那珂川市(武末茂喜市長)は、企業や支援者と協力しウクライナから避難してきた子どもたちを2月22日から1カ月間受け入れ開始した。
市内でカフェを営む結城辰輝さん夫妻が、交流のあるウクライナの避難民大学生から子どもたち受け入れを打診され、同市議会議員の松尾正貴氏に相談したところ、市内の通販会社㈱愛しとーと(那珂川市今光、岩本凌社長)が研修施設を滞在先として提供するなど支援が広がり実現した。
受け入れたのは現地で日本語などを学ぶキーウ市東洋語学校の10歳から15歳までの生徒8人と教師1人で身元保証人は結城さん。現地では子どもたちが勉強していた2つの建屋のうち1つが全焼(※ロシア攻撃によるものではなく侵攻1週間前に放火)、今年は冬季休暇が延長されるほか、都市のインフラ混乱により毎日4~6時間の電気が消され教育環境が整っていないことから、休暇を利用しホームステイ・プログラムの下で来日した。

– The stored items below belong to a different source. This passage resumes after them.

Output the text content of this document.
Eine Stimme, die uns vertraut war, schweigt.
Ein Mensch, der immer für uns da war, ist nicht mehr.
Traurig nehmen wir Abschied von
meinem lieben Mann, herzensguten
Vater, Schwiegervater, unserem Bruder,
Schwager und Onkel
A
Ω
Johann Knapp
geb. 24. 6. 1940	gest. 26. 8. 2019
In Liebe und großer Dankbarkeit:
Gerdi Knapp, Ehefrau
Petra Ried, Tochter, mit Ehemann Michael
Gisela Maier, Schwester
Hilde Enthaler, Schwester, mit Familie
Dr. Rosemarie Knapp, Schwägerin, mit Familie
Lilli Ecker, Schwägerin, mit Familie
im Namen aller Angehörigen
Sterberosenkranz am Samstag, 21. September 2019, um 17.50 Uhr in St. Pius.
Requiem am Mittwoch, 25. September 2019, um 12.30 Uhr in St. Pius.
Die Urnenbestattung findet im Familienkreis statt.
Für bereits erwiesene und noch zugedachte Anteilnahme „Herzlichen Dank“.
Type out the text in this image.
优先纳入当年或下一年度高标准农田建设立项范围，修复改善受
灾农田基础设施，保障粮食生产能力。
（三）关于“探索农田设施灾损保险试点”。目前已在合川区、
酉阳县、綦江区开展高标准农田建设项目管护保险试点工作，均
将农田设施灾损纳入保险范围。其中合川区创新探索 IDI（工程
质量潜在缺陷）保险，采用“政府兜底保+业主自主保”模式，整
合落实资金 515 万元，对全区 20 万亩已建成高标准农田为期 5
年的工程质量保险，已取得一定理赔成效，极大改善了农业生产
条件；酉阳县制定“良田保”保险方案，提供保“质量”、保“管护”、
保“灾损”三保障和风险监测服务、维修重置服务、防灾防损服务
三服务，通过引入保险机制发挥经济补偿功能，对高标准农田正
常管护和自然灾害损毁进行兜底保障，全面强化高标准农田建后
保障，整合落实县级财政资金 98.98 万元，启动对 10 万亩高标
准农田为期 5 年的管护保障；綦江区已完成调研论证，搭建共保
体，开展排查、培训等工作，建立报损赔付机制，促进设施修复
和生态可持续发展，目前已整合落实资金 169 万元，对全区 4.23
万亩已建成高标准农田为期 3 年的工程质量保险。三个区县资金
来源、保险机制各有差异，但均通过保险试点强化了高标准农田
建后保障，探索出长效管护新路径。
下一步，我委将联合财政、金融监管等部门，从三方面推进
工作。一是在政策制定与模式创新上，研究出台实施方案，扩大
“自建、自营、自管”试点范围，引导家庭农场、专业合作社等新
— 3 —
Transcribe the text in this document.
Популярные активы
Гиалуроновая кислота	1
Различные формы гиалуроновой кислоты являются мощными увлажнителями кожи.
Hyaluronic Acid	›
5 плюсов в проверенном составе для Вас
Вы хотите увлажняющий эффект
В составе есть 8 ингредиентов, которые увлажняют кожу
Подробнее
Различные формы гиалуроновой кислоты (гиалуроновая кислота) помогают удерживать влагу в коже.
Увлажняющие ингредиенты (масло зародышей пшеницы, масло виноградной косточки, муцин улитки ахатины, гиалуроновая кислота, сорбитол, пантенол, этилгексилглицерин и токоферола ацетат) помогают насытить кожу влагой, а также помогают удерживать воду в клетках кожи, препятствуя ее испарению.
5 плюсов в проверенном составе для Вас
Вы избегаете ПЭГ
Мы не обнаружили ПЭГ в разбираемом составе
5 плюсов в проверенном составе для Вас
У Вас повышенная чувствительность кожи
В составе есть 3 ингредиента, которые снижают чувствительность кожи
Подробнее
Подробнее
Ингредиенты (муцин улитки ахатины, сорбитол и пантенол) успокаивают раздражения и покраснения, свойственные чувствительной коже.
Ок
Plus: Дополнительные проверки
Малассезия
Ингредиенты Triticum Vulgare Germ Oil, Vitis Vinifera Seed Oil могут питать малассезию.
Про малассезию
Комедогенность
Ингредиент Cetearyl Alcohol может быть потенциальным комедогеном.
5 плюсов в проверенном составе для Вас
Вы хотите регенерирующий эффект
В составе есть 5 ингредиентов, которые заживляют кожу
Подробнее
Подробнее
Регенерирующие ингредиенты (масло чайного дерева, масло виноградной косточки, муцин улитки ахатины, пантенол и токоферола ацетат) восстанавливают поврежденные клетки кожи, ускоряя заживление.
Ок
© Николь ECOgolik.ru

学習支援では那珂川市立安徳南小学校で2月27日から3月15日まで受け入れ、空き教室(専用)を利用して引率の教師による授業を実施。音楽や英語など在校生とともに学べる教科や給食は通常教室で行い交流を図る。一行は2月22日福岡空港に到着し、23日愛しとーとの研修施設でウェルカムパーティーが開かれ、ロシアによるウクライナ侵攻から一年となった24日に那珂川市を表敬訪問、27日に初登校となった。教員のカルベン・ゾーヤさんは「現地では昼夜空襲警報が鳴り、子どもたちの精神状態が心配だった。1カ月間安心して過ごせることに心から感謝している」とあいさつし、子どもたちは「戦闘機以外の飛行機をみて平和を感じる」と通訳を介して話し、「ありがとう」「美味しい」「きれい」など覚えた日本語を披露した。武末市長は「那珂川市に来てくださりありがとう」とし岩本初恵CEOは「可愛い子どもたちに会えて幸せ。我が家も喜んでいる、困ったことがあったら何でも言ってください」と子どもたちを歓迎した。